Comparison of public and private financing. As part of the feasibility study required for Treasury Approval I, departments considering a PPP must compare the costs and benefits of a PPP with the costs and benefits of a publicly financed project. The PPP Manual (module 4) provides detailed guidance on the nature of the required analysis. Its approach is similar to, and partly based on, practice in Australia and Britain. Departments must specify the outputs they want from the project and then estimate the costs of a "PPP reference model" and a "public-sector comparator". The Manual underlines the fact that (p. 1)

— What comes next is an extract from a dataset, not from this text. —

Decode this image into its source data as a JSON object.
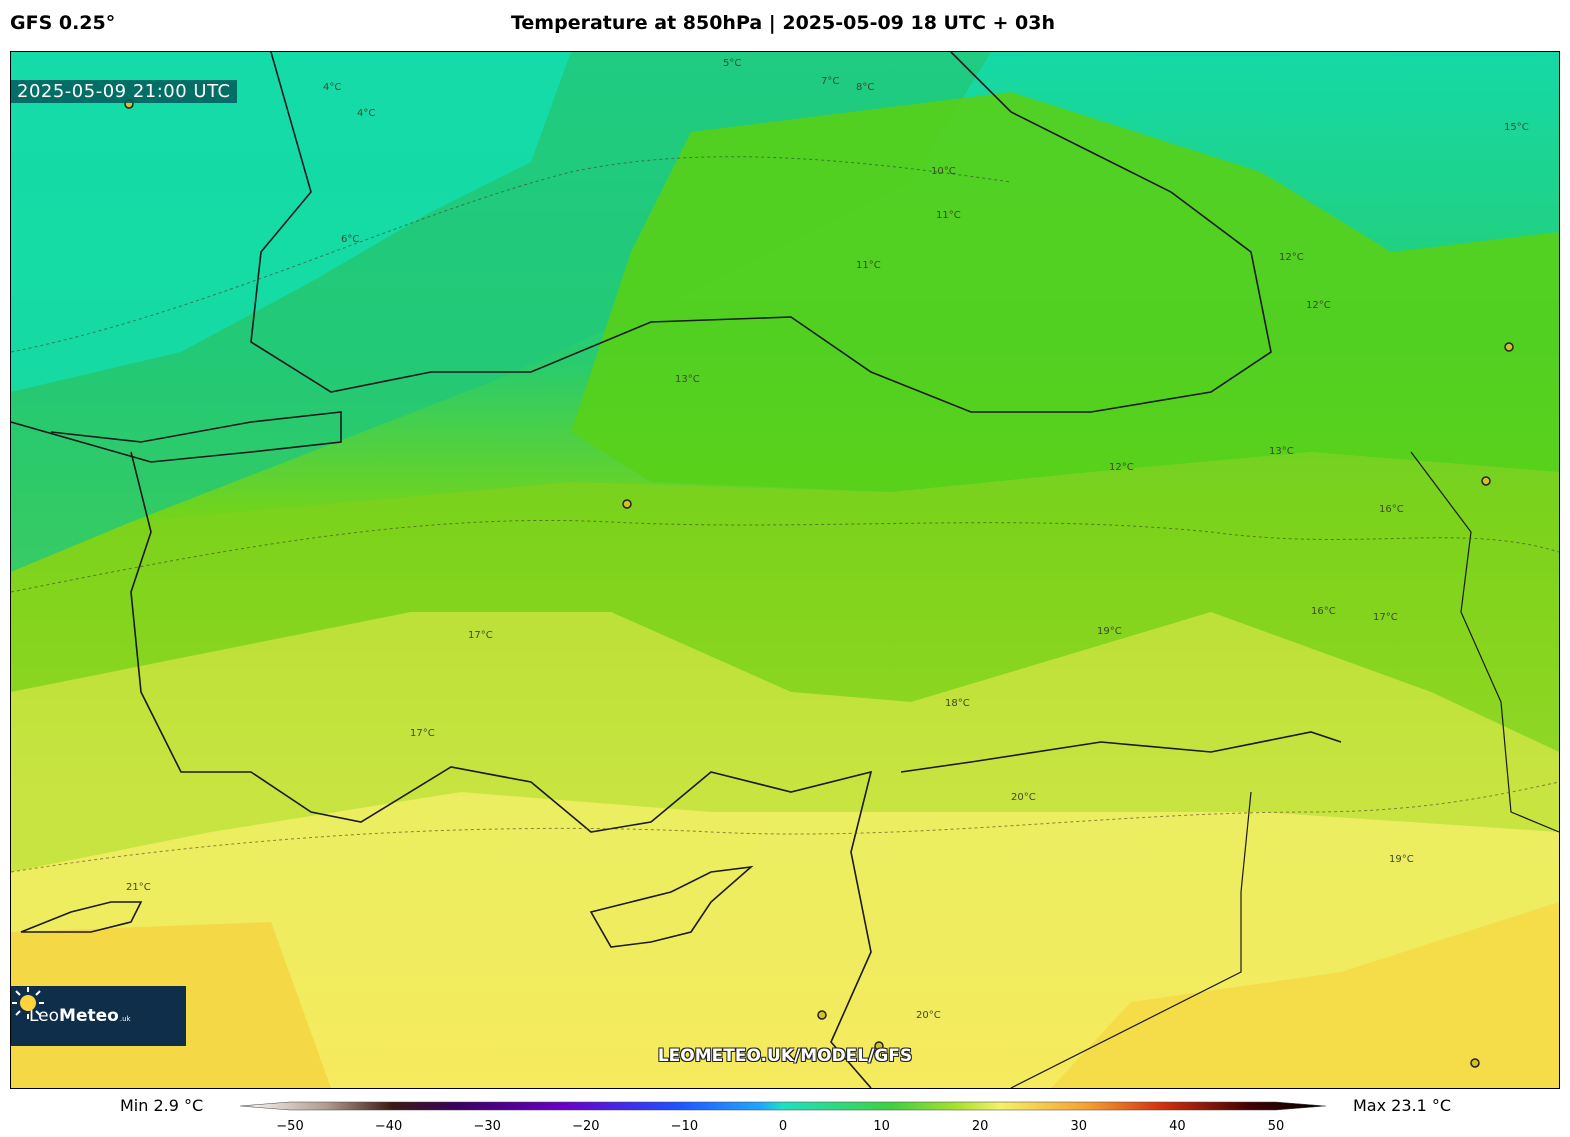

An institution cannot have definitively chosen a PPP before it has done the feasibility study. A PPP is still just a possible procurement choice and must be explored in detail and compared with the possibility of delivering the service through a conventional public sector procurement.
Quantification of contingent liabilities. In discussing the comparison of the costs of a PPP and the public-sector comparator, the PPP Manual does not refer to contingent liabilities by name, but it does pay close attention to analysis of risks borne by the government. The estimated costs of both the public-sector comparator and the PPP reference model need to include the expected discounted cost to the government of the risks the government bears.
For the public-sector comparator, the idea is that there are risk-related costs that the government bears in a typical publicly financed project that are, however, seldom quantified. For example, the estimate of the cost of construction may not take full account of the likelihood of delays and cost overruns. The risk-adjusted public-sector comparator is intended to remedy this problem by adding to the "base" public-sector comparator an estimate of the expected cost overrun.
The manual gives a hypothetical example (based on an example constructed by the government of Victoria) of the expected risk-related costs of a publicly financed hospital. In the example, those expected costs are divided into categories, such as construction-cost overruns, delays, "upgrade costs", and "operating risk." Under each heading, the additional risk-related cost of the public project is estimated as the probability-weighted average of the estimated costs associated with each of four or five scenarios. Table 5 reproduces the part of the illustration dealing with construction costs. It is assumed in the table that the base cost of construction is 100 million rand.
Table 5 Estimating the expected cost of construction in the risk-adjusted publicsector comparator in South Africa
| Change in cost relative to base estimate (million rand) | Probability of scenario (%) | Expected cost (million rand) |
Below base PSC | -5 | 5 | -0.25 |
No change from | 0 | 10 | 0 |
base PSC |
|
|
|
Overrun: Likely | 15 | 50 | 7.50 |
Overrun: | 30 | 20 | 6.00 |
Moderate |
|
|
|
Overrun: Extreme | 40 | 15 | 6.00 |
Total |
| 100 | 19.25 |
Source: Government of South Africa (2004b, Module 4, 51).
For the PPP reference model, the idea is that the project company will not bear all the project's risks, so to estimate the full cost of the PPP it is necessary to estimate not only the costs for which the PPP company will charge but also the additional risk-related costs that the public sector will bear. The Manual doesn't give detailed guidance on what those risks might be or how the expected cost of bearing them might be calculated. But the guidance on estimating the risk-related costs of public provision is presumably relevant.
In the case of the Gautrain, the report for Treasury Approval III included a fifty-page report on the contingent liabilities created by the project for the Gauteng province. The report described the liabilities, set out the rationale for the contractual provisions that created the liabilities, and commented on their magnitude. In some cases, the report (justifiably) declined to estimate the probability of payments or their expected value. In others, it quantified the maximum payments and gave rough estimates of expected payments. The analysis of the possible cost of the patronage guarantee, for example, employed Monte Carlo simulation to get an idea of the probability distribution of the government's payments.